Guerre ouverte avec Gbagbo: Affi met Bédié dans l’embarras

Par Soir Info - Guerre ouverte avec Gbagbo. Affi met Bédié dans l’embarras.

Bédié pourrait être une grosse victime collatérale de la guerre Affi-Gbagbo.

Situation cornélienne pour Henri Konan Bédié, président du Parti démocratique de Côte d’Ivoire-Rassemblement démocratique africain (Pdci-Rda). La guerre de contrôle du Front populaire ivoirien (Fpi), qui vient d’éclater au grand jour entre son président-fondateur, Laurent Gbagbo, assigné dans une commune de Bruxelles en Belgique par la Cour pénale internationale (Cpi) en attendant un possible appel de son acquittement, et Pascal Affi N’Guessan, actuel président légal du parti, met, manifestement, Henri Konan Bédié, dans une position inconfortable.

Alors qu’il a besoin des deux tendances du Fpi, déchirées entre les « Gbagbo ou rien » (Gor) et « Affidés », pour solidifier sa plateforme, Henri Konan Bédié devra, aujourd’hui, revoir tous ses calculs après la sortie « incendiaire » d’Affi N’Guessan contre Laurent Gbagbo, l’âme vivante du Fpi.

Le dilemme sera aussi grand pour Maurice Kakou Guikahué, Secrétaire exécutif du Pdci, qui a révélé, lors d’un meeting, à Gagnoa, en février dernier, une initiative de paix, visant à rapprocher Pascal Affi N’Guessan et son « patron » Laurent Gbagbo. Le coup d’épée dans l’eau, qui a sanctionné la rencontre annoncée entre les deux hommes en Belgique, le jeudi 21 mars 2019, fera, sans nul doute, de Bédié, une victime collatérale de taille.

Et pour cause ! Cette guerre Gbagbo-Affi impactera, forcement, son projet de plateforme, et s’il n’y prend garde, elle va jeter dans la lagune, ses calculs et ses plans… C’est alors que les observateurs sont à s’interroger sur ce que va faire Bédié face à la conjoncture qui prévaut en ce moment.

L’ex-allié d’Alassane Ouattara, porteur d’un projet de plateforme de l’ensemble de l’opposition ivoirienne, misait sur Gbagbo et Affi, dans la mise en œuvre de son projet.

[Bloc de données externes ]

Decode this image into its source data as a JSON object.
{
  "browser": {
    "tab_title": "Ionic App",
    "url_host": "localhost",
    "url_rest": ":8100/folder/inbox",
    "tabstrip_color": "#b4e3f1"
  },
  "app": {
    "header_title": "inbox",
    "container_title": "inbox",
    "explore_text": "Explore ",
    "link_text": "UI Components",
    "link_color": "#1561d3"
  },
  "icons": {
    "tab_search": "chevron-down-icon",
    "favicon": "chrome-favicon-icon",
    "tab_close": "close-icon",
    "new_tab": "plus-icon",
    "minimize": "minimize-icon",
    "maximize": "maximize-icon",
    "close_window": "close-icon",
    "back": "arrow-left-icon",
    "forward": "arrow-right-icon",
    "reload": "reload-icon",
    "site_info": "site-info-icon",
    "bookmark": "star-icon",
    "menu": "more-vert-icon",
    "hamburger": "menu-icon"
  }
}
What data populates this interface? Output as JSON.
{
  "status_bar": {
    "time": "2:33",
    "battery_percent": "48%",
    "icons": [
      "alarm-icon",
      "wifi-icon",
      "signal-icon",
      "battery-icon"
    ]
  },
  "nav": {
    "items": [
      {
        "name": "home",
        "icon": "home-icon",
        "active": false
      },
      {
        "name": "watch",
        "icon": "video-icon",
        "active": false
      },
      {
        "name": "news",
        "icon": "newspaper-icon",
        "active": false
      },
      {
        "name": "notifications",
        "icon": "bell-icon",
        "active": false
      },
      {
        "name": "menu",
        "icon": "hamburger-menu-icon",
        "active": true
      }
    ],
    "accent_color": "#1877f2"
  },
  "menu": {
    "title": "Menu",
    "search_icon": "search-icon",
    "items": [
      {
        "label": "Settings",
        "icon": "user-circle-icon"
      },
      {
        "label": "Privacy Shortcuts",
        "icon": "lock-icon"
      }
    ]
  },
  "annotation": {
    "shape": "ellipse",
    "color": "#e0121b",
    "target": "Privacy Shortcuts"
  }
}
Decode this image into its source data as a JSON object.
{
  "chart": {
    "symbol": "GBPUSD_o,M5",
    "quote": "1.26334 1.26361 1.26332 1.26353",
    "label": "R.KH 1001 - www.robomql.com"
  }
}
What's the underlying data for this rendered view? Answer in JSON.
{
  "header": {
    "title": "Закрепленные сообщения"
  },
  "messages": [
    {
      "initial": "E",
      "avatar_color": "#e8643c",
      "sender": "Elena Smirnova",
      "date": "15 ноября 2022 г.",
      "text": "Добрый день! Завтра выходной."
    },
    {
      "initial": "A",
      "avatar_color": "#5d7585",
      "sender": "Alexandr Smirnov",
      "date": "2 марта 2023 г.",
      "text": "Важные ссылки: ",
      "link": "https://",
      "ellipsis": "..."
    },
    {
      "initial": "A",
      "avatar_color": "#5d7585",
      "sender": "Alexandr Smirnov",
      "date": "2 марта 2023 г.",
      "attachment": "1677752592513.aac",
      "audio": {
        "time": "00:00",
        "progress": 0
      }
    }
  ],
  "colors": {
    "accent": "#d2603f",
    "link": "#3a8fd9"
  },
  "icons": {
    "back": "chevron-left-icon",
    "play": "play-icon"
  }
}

Il aurait, dès lors, bien voulu se passer de la survenue d’une telle crise entre les deux personnalités du Fpi. Il voudrait les avoir à ses côtés dans la plateforme dont les bases sont déjà jetées sur la question de la réforme de la Commission électorale indépendante (Cei).

La présence des pro-Gbagbo ou Gor, dont Ensemble pour la démocratie et la souveraineté (Eds) du professeur Armand Ouégnin est le fer de lance, et le Front populaire ivoirien (Fpi) de Pascal Affi N’Guessan, légalement et officiellement reconnu par l’État ivoirien, donnerait un solide espoir d’alternance en 2020, et un caractère stable à la structure de Bédié.

Nœud gordien

La présence de ces deux tendances du Fpi garantirait une efficacité d’action sur le terrain, et lui conférerait un caractère national qui va au-delà des idéologies. Mais, après la conférence d’Affi N’Guessan du samedi 23 mars 2019, tenue à Abidjan, sur un ton de colère noire contre Laurent Gbagbo qu’il a proprement raillé, la marge de manœuvre de Bédié devient étroite voire difficile. Comment négocier ce « créneau » très serré entre les deux hommes, en guerre désormais ?

« Gbagbo n’est pas le président du Fpi. On ne peut pas me dire qu’il est président du Fpi et moi, je vais accepter ça. Où est-ce qu’il a été élu ? A La Haye ?», a martelé Affi N’Guessan. « Ni aujourd’hui ni demain, je ne pourrais faire une telle déclaration parce que le président Gbagbo n’est pas président du Fpi, il est président-fondateur du parti, il est notre chef », a-t-il précisé, entre autres. Visiblement, Bédié se trouve entrelacer dans un nœud gordien…

Quelle attitude va-t-il adopter entre Affi et Laurent Gbagbo, en tenant compte du rapport de force entre ces deux hommes sur le terrain ? Si Bédié se passe des Gor pour s’allier à Affi N’Guessan, dans sa plateforme, il s’expose aux foudres des pro-Gbagbo, lesquels tiennent majoritairement les bases du Fpi. Ce qui pourrait le fragiliser sur le terrain.

S’il se sépare d’Affi N’Guessan, couvert de la légalité à la tête du parti, qui compte des élus dans ses rangs, et qui a droit au financement des partis politiques, la plateforme court des risques de s’atrophier… Bédié devra donc adroitement manœuvrer pour mener à bien sa coalition.